Clean is an understatement. Sunlight shimmers on the new gym floor, with windows high above allowing natural light to filter onto the pristine wood floors. The cafeteria is equipped with large walk-in refrigerators and freezers. Some of the stainless steel cooking equipment is still tagged.
Woodard says during planning for the new school, administrators focused on six items – safety, traffic, expanding education options and programs, energy efficiency, issues related to health and fiscal responsibility.
The new school, which was paid in part using $16 million in state funds and through a passed Education Local Option Sales Tax (ELOST), that if approved again this year, will have the new school projects paid for at the end of 2025.
The superintendent walks into an empty classroom and bright, LED lights automatically buzz to life. There are cameras in every ceiling. The monitors alone are a jump-start to a new technological age for middle school teachers. The campus, he says, will be safer “because it’s self-contained.” Woodard and the Board of Education convinced the Georgia Department of Transportation (DOT) to allow the system to cut an entrance off the Madison bypass into the rear of the new high school. “It provides some separation of traffic. We’ve got options,” he says.
Both schools are utilizing “high efficiency” heating and air units that should make massive reductions in energy costs.
Each classroom is fitted with new desks, rolling smart boards and, the teachers say, the excitement that comes from the new.
Jackson understands. Five months ago she gave birth to her first child, a healthy delightful boy named Rhett. “That has been a huge change in my life,” she says, smiling as she looks through her classroom’s window that opens up to a garden space. “It’s a new challenge of living.”
Bruce remembers walking the halls of Morgan County Middle School with her husband Bob when both were students. She has a fondness for the old school and its endearing memories.
But more so, she says, she has a fondness for her students and has regrets for the abrupt end of this year’s school year because of the threat of spreading the coronavirus.

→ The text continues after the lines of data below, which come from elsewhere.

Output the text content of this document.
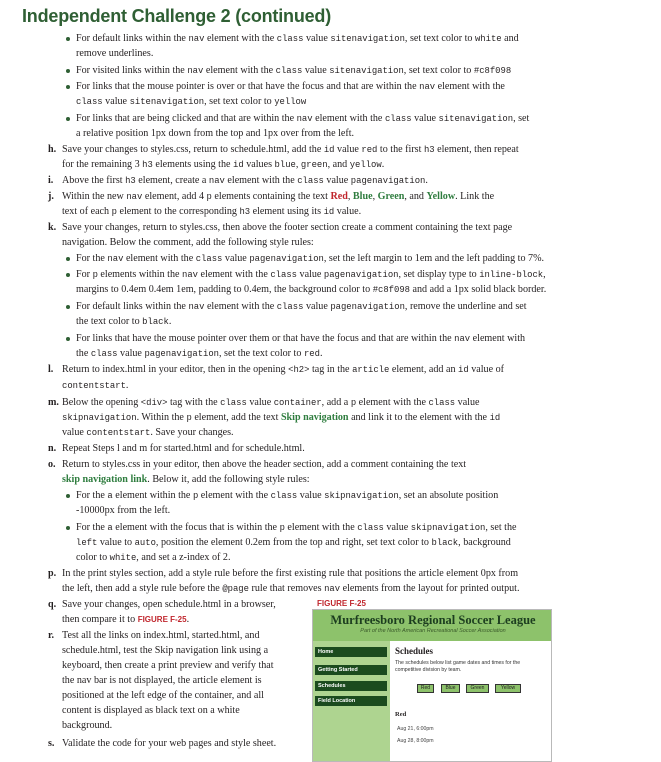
Independent Challenge 2 (continued)
For default links within the nav element with the class value sitenavigation, set text color to white and
remove underlines.
For visited links within the nav element with the class value sitenavigation, set text color to #c8f098
For links that the mouse pointer is over or that have the focus and that are within the nav element with the
class value sitenavigation, set text color to yellow
For links that are being clicked and that are within the nav element with the class value sitenavigation, set
a relative position 1px down from the top and 1px over from the left.
h. Save your changes to styles.css, return to schedule.html, add the id value red to the first h3 element, then repeat
for the remaining 3 h3 elements using the id values blue, green, and yellow.
i. Above the first h3 element, create a nav element with the class value pagenavigation.
j. Within the new nav element, add 4 p elements containing the text Red, Blue, Green, and Yellow. Link the
text of each p element to the corresponding h3 element using its id value.
k. Save your changes, return to styles.css, then above the footer section create a comment containing the text page
navigation. Below the comment, add the following style rules:
For the nav element with the class value pagenavigation, set the left margin to 1em and the left padding to 7%.
For p elements within the nav element with the class value pagenavigation, set display type to inline-block,
margins to 0.4em 0.4em 1em, padding to 0.4em, the background color to #c8f098 and add a 1px solid black border.
For default links within the nav element with the class value pagenavigation, remove the underline and set
the text color to black.
For links that have the mouse pointer over them or that have the focus and that are within the nav element with
the class value pagenavigation, set the text color to red.
l. Return to index.html in your editor, then in the opening <h2> tag in the article element, add an id value of
contentstart.
m. Below the opening <div> tag with the class value container, add a p element with the class value
skipnavigation. Within the p element, add the text Skip navigation and link it to the element with the id
value contentstart. Save your changes.
n. Repeat Steps l and m for started.html and for schedule.html.
o. Return to styles.css in your editor, then above the header section, add a comment containing the text
skip navigation link. Below it, add the following style rules:
For the a element within the p element with the class value skipnavigation, set an absolute position
-10000px from the left.
For the a element with the focus that is within the p element with the class value skipnavigation, set the
left value to auto, position the element 0.2em from the top and right, set text color to black, background
color to white, and set a z-index of 2.
p. In the print styles section, add a style rule before the first existing rule that positions the article element 0px from
the left, then add a style rule before the @page rule that removes nav elements from the layout for printed output.
q. Save your changes, open schedule.html in a browser,
then compare it to FIGURE F-25.
r. Test all the links on index.html, started.html, and
schedule.html, test the Skip navigation link using a
keyboard, then create a print preview and verify that
the nav bar is not displayed, the article element is
positioned at the left edge of the container, and all
content is displayed as black text on a white
background.
s. Validate the code for your web pages and style sheet.
FIGURE F-25
Murfreesboro Regional Soccer League
Part of the North American Recreational Soccer Association
Home
Getting Started
Schedules
Field Location
Schedules
The schedules below list game dates and times for the competitive division by team.
Red	Blue	Green	Yellow
Red
Aug 21, 6:00pm
Aug 28, 8:00pm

“I went there (the old middle school) a couple of weeks ago and sat in my classroom and cried,” she says. “To me it’s bittersweet. We left that day that day no knowing we were not going to see our students again.”
“We were supposed to move in next week.”
“It’s hard to know you were teaching them the last day and didn’t know it was the last day.”
Meeler agrees. “We were very disappointed. They just wanted to walk through one more time.”
So no eighth grade dance. No awards night. No special “Taco Tuesday” during teacher appreciation week at the new school in the new cafeteria. Meeler says the school’s personality today is different. Exciting, she says, for sure. The new space is waiting for the new energy of students and teachers working together for the higher cause of education.
“There is always energy,” she says.
As Jackson unpacks one of the seven boxes administration allowed each teacher to fill (the corrugated cardboard boxes are recycled from when the high school teachers went through the same process) she exudes a comfortable energy. She shed her tears and is ready for the future in a place that she never wanted to leave. She’s got help, she says.
“Being close to everybody now is going to be nice. We are a close-knit school system and we are a family.”